2. Adobe Inc (NASDAQ:ADBE)
Number of Hedge Funds Investors: 123
Jim Cramer in a program on CNBC said the following about Adobe Inc (NASDAQ:ADBE) ahead of its earnings:
“Adobe reports, it’s got to break the spell of undeserved negativity surrounding its stock. I bet CEO Shantanu Narayen will deliver something that makes the stock worth owning into the print.”
Adobe beat estimates for its latest quarter but the stock fell amid AI growth-related concerns. However, Wall Street sees hope for the stock.
“ADBE has been a frustrating stock for much of FY24,” stated Mizuho analyst Gregg Moskowitz. “Having said that, today’s disclosures indicate that ADBE is beginning to meaningfully monetize its Generative AI innovations, and we continue to expect solid upside to the FY25 ARR/revenue guidance as the year unfolds.” Mizuho adjusted its price target for the stock to $575, down from $620. “While we lower our PT to $575 due to comp multiple compression and a quarter that was a bit less clean than hoped, we reiterate our Outperform rating, and ADBE remains one of our top picks over the next 12 months,” he added.
KeyBanc Capital Markets maintained its Underweight rating and decreased its price target to $390 from $450. “Adobe provided the AI ARR from just four standalone products of $125M, which it looks to double by the end of the fiscal year,” said KeyBanc analyst Jackson Ader, in an investor note. “It’s important to note that the Company is still generating revenue from what we’d consider AI-related activity. No, it’s not a huge number, but at least the Company isn’t padding its AI stats.”

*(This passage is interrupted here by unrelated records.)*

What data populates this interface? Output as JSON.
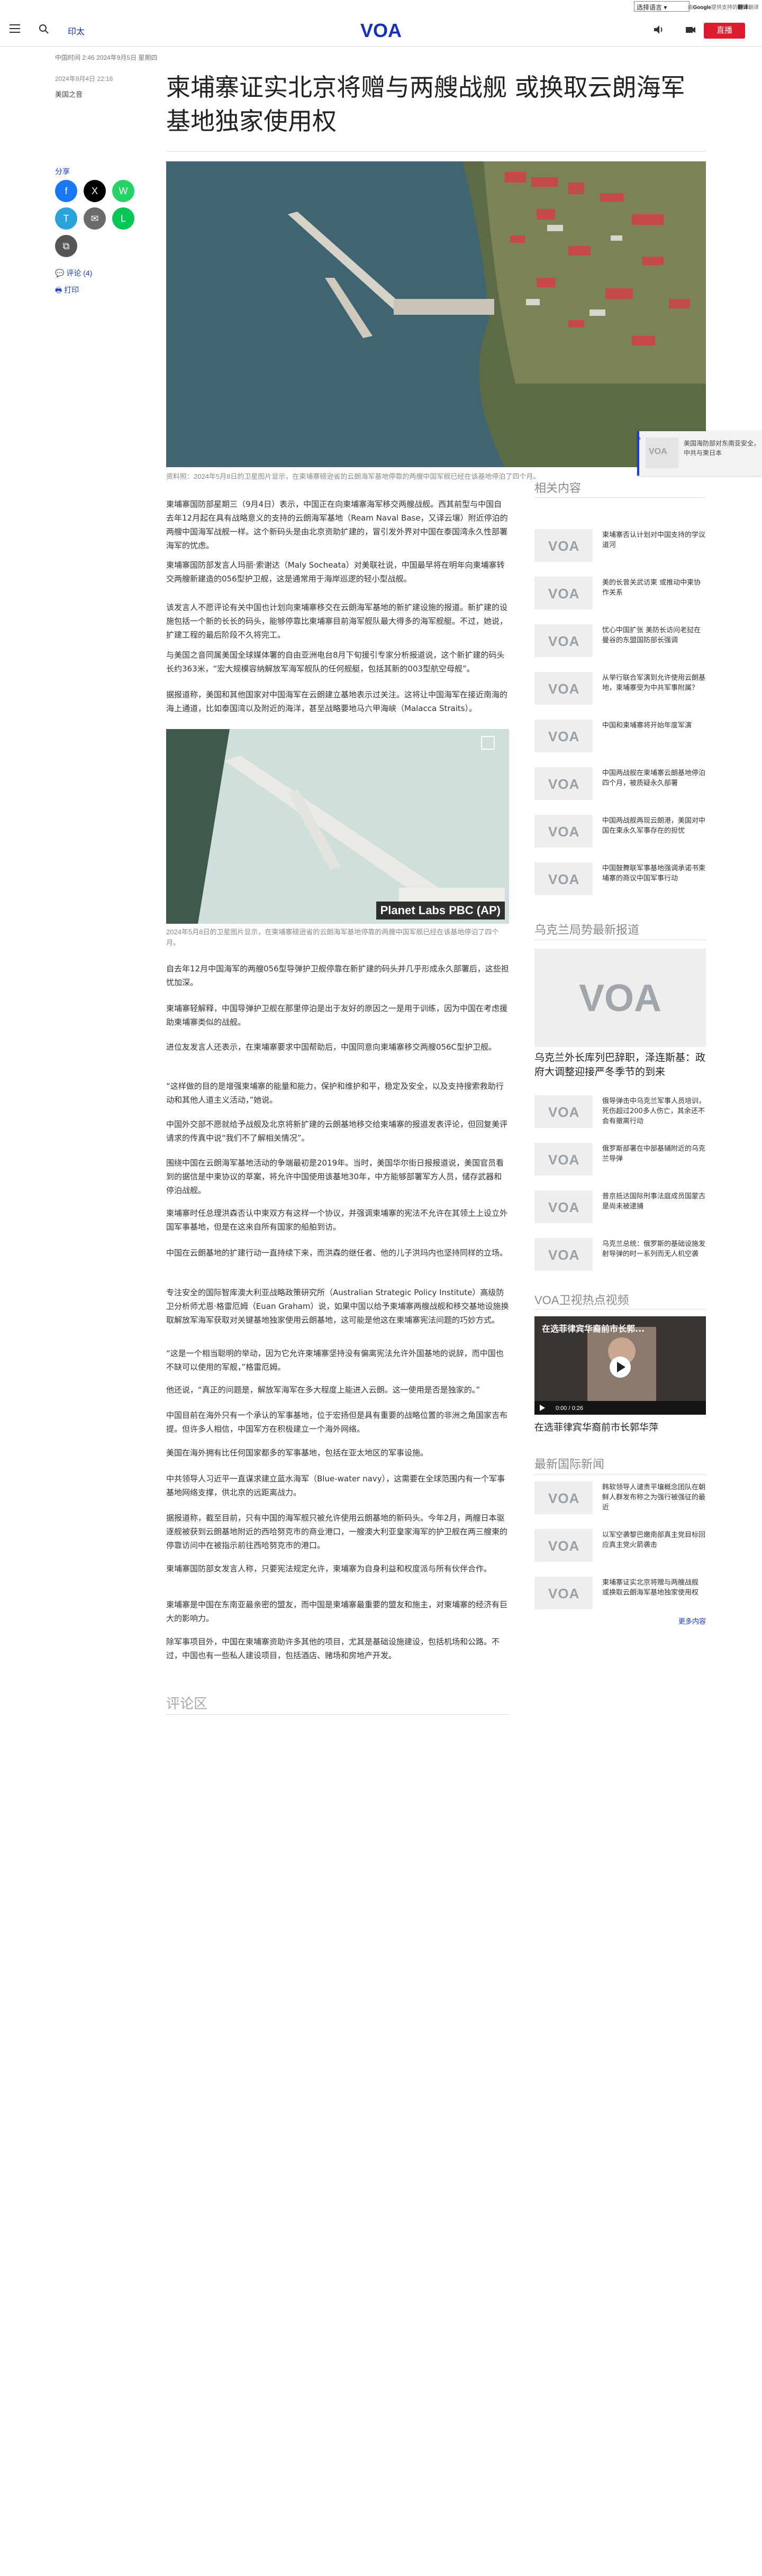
{
  "lang": {
    "select_label": "选择语言",
    "powered_prefix": "由",
    "powered_brand": "Google",
    "powered_mid": "提供支持的",
    "powered_service": "翻译",
    "powered_suffix": "翻译"
  },
  "header": {
    "edition": "印太",
    "logo": "VOA",
    "live": "直播"
  },
  "article": {
    "update_line": "中国时间 2:46 2024年9月5日 星期四",
    "published": "2024年9月4日 22:16",
    "author": "美国之音",
    "title": "柬埔寨证实北京将赠与两艘战舰 或换取云朗海军基地独家使用权",
    "caption": "资料照：2024年5月8日的卫星图片显示，在柬埔寨磅逊省的云朗海军基地停靠的两艘中国军舰已经在该基地停泊了四个月。",
    "inline_caption": "2024年5月8日的卫星图片显示，在柬埔寨磅逊省的云朗海军基地停靠的两艘中国军舰已经在该基地停泊了四个月。",
    "inline_credit": "Planet Labs PBC (AP)",
    "comments_heading": "评论区",
    "paragraphs": [
      "柬埔寨国防部星期三（9月4日）表示，中国正在向柬埔寨海军移交两艘战舰。西其前型与中国自去年12月起在具有战略意义的支持的云朗海军基地（Ream Naval Base，又译云壤）附近停泊的两艘中国海军战舰一样。这个新码头是由北京资助扩建的，冒引发外界对中国在泰国湾永久性部署海军的忧虑。",
      "柬埔寨国防部发言人玛丽·索谢达（Maly Socheata）对美联社说，中国最早将在明年向柬埔寨转交两艘新建造的056型护卫舰，这是通常用于海岸巡逻的轻小型战舰。",
      "该发言人不愿评论有关中国也计划向柬埔寨移交在云朗海军基地的新扩建设施的报道。新扩建的设施包括一个新的长长的码头，能够停靠比柬埔寨目前海军舰队最大得多的海军舰艇。不过，她说，扩建工程的最后阶段不久将完工。",
      "与美国之音同属美国全球媒体署的自由亚洲电台8月下旬援引专家分析报道说，这个新扩建的码头长约363米，“宏大规模容纳解放军海军舰队的任何舰艇，包括其新的003型航空母舰”。",
      "据报道称，美国和其他国家对中国海军在云朗建立基地表示过关注。这将让中国海军在接近南海的海上通道，比如泰国湾以及附近的海洋，甚至战略要地马六甲海峡（Malacca Straits）。",
      "自去年12月中国海军的两艘056型导弹护卫舰停靠在新扩建的码头并几乎形成永久部署后，这些担忧加深。",
      "柬埔寨轻解释，中国导弹护卫舰在那里停泊是出于友好的原因之一是用于训练，因为中国在考虑援助柬埔寨类似的战舰。",
      "进位友发言人还表示，在柬埔寨要求中国帮助后，中国同意向柬埔寨移交两艘056C型护卫舰。",
      "“这样做的目的是增强柬埔寨的能量和能力，保护和维护和平，稳定及安全，以及支持搜索救助行动和其他人道主义活动，”她说。",
      "中国外交部不愿就给予战舰及北京将新扩建的云朗基地移交给柬埔寨的报道发表评论，但回复美评请求的传真中说“我们不了解相关情况”。",
      "围绕中国在云朗海军基地活动的争端最初是2019年。当时，美国华尔街日报报道说，美国官员看到的据信是中柬协议的草案，将允许中国使用该基地30年，中方能够部署军方人员，储存武器和停泊战舰。",
      "柬埔寨时任总理洪森否认中柬双方有这样一个协议，并强调柬埔寨的宪法不允许在其领土上设立外国军事基地，但是在这来自所有国家的船舶到访。",
      "中国在云朗基地的扩建行动一直持续下来，而洪森的继任者、他的儿子洪玛内也坚持同样的立场。",
      "专注安全的国际智库澳大利亚战略政策研究所（Australian Strategic Policy Institute）高级防卫分析师尤恩·格雷厄姆（Euan Graham）说，如果中国以给予柬埔寨两艘战舰和移交基地设施换取解放军海军获取对关键基地独家使用云朗基地，这可能是他这在柬埔寨宪法问题的巧妙方式。",
      "“这是一个相当聪明的举动，因为它允许柬埔寨坚持没有偏离宪法允许外国基地的说辞，而中国也不缺可以使用的军舰，”格雷厄姆。",
      "他还说，“真正的问题是，解放军海军在多大程度上能进入云朗。这一使用是否是独家的。”",
      "中国目前在海外只有一个承认的军事基地，位于宏扬但是具有重要的战略位置的非洲之角国家吉布提。但许多人相信，中国军方在积极建立一个海外网络。",
      "美国在海外拥有比任何国家都多的军事基地，包括在亚太地区的军事设施。",
      "中共领导人习近平一直谋求建立蓝水海军（Blue-water navy），这需要在全球范围内有一个军事基地网络支撑，供北京的远距离战力。",
      "据报道称，截至目前，只有中国的海军舰只被允许使用云朗基地的新码头。今年2月，两艘日本驱逐舰被获到云朗基地附近的西哈努克市的商业港口，一艘澳大利亚皇家海军的护卫舰在两三艘柬的停靠访问中在被指示前往西哈努克市的港口。",
      "柬埔寨国防部女发言人称，只要宪法规定允许，柬埔寨为自身利益和权度派与所有伙伴合作。",
      "柬埔寨是中国在东南亚最亲密的盟友，而中国是柬埔寨最重要的盟友和施主，对柬埔寨的经济有巨大的影响力。",
      "除军事项目外，中国在柬埔寨资助许多其他的项目，尤其是基础设施建设，包括机场和公路。不过，中国也有一些私人建设项目，包括酒店、赌场和房地产开发。"
    ]
  },
  "share": {
    "label": "分享",
    "buttons": [
      "f",
      "X",
      "W",
      "T",
      "✉",
      "L",
      "⧉"
    ],
    "comment": "评论 (4)",
    "print": "打印"
  },
  "sidebar": {
    "related_heading": "相关内容",
    "related": [
      "柬埔寨否认计划对中国支持的学议道河",
      "美的长曾关武访柬 或推动中柬协作关系",
      "忧心中国扩张 美防长访问老挝在曼谷的东盟国防部长强调",
      "从举行联合军演到允许使用云朗基地，柬埔寨受为中共军事附属？",
      "中国和柬埔寨将开始年度军演",
      "中国两战舰在柬埔寨云朗基地停泊四个月，被质疑永久部署",
      "中国两战舰再现云朗港，美国对中国在柬永久军事存在的担忧",
      "中国鼓舞联军事基地强调承诺书柬埔寨的商议中国军事行动"
    ],
    "ukraine_heading": "乌克兰局势最新报道",
    "ukraine_big_title": "乌克兰外长库列巴辞职，泽连斯基：政府大调整迎接严冬季节的到来",
    "ukraine": [
      "俄导弹击中乌克兰军事人员培训，死伤超过200多人伤亡，其余还不会有撤离行动",
      "俄罗斯部署在中部基辅附近的乌克兰导弹",
      "普京抵达国际刑事法庭成员国蒙古是尚未被逮捕",
      "乌克兰总统：俄罗斯的基础设施发射导弹的时一系列而无人机空袭"
    ],
    "video_heading": "VOA卫视热点视频",
    "video_title": "在选菲律宾华裔前市长郭华萍",
    "video_overlay": "在选菲律宾华裔前市长郭...",
    "video_time": "0:00 / 0:26",
    "world_heading": "最新国际新闻",
    "world": [
      "韩软领导人谴责平壤概念团队在朝鲜人群发布称之为强行被强征的最近",
      "以军空袭黎巴嫩南部真主党目标回应真主党火箭袭击",
      "柬埔寨证实北京将赠与两艘战舰 或换取云朗海军基地独家使用权"
    ],
    "more": "更多内容"
  },
  "float_card": {
    "text": "美国海防部对东南亚安全，中共与柬日本"
  },
  "colors": {
    "brand_blue": "#1330bf",
    "live_red": "#dd1a2e",
    "facebook": "#1877f2",
    "twitter": "#000000",
    "whatsapp": "#25d366",
    "telegram": "#2aa3dd",
    "email": "#6b6b6b",
    "line": "#06c755",
    "copy": "#555555"
  },
  "icons": {
    "search": "search-icon",
    "audio": "audio-icon",
    "video": "video-icon",
    "menu": "hamburger-icon"
  }
}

RiverPark Large Growth Fund stated the following regarding Adobe Inc. (NASDAQ:ADBE) in its Q4 2024 investor letter:
“Adobe Inc. (NASDAQ:ADBE): ADBE was a top detractor in the quarter after giving disappointing FY2025 guidance despite reporting strong FY4Q24 earnings. Better revenue growth (+11% versus expectations of +10%), operating margins (47% versus expectations of 46%), and Digital Media Net New Annual Recurring Revenue (“DM NNARR,” a key metric,$578 million versus expectations of $555 million) were driven by both new customers and expansion of existing relationships. Despite these strong numbers, the company guided the current year DM NNARR to $1.9 billion, below expectations of $2.0 billion, leading some investors to speculate on the maturity of Adobe’s business and its competitiveness against emerging AI solutions.
Some investors believe that AI, and Open AI’s Sora product specifically, pose an existential threat to Adobe’s Creative Cloud Suite. We do not share these concerns and believe that AI is a tremendous growth opportunity for Adobe, a view shared by ADBE management. ADBE is the leading software and solutions provider in the content creation and content management space. The company offers a line of products and services used by creative professionals, communicators, businesses of all sizes, and consumers for creating, managing, delivering, measuring and optimizing content and experiences across personal computers, smartphones, other electronic devices and digital media formats. The company has grown revenues in the double-digit percent range for the last decade, and as it enters its 43rd year since its founding, we expect ADBE to continue to grow revenue greater than 10% per year through 2028. The company generates 41% EBITDA margins, which we think can expand to nearly 50%, and we believe the company will more than double last year’s roughly $7.9 billion of free cash flow over the next five years.”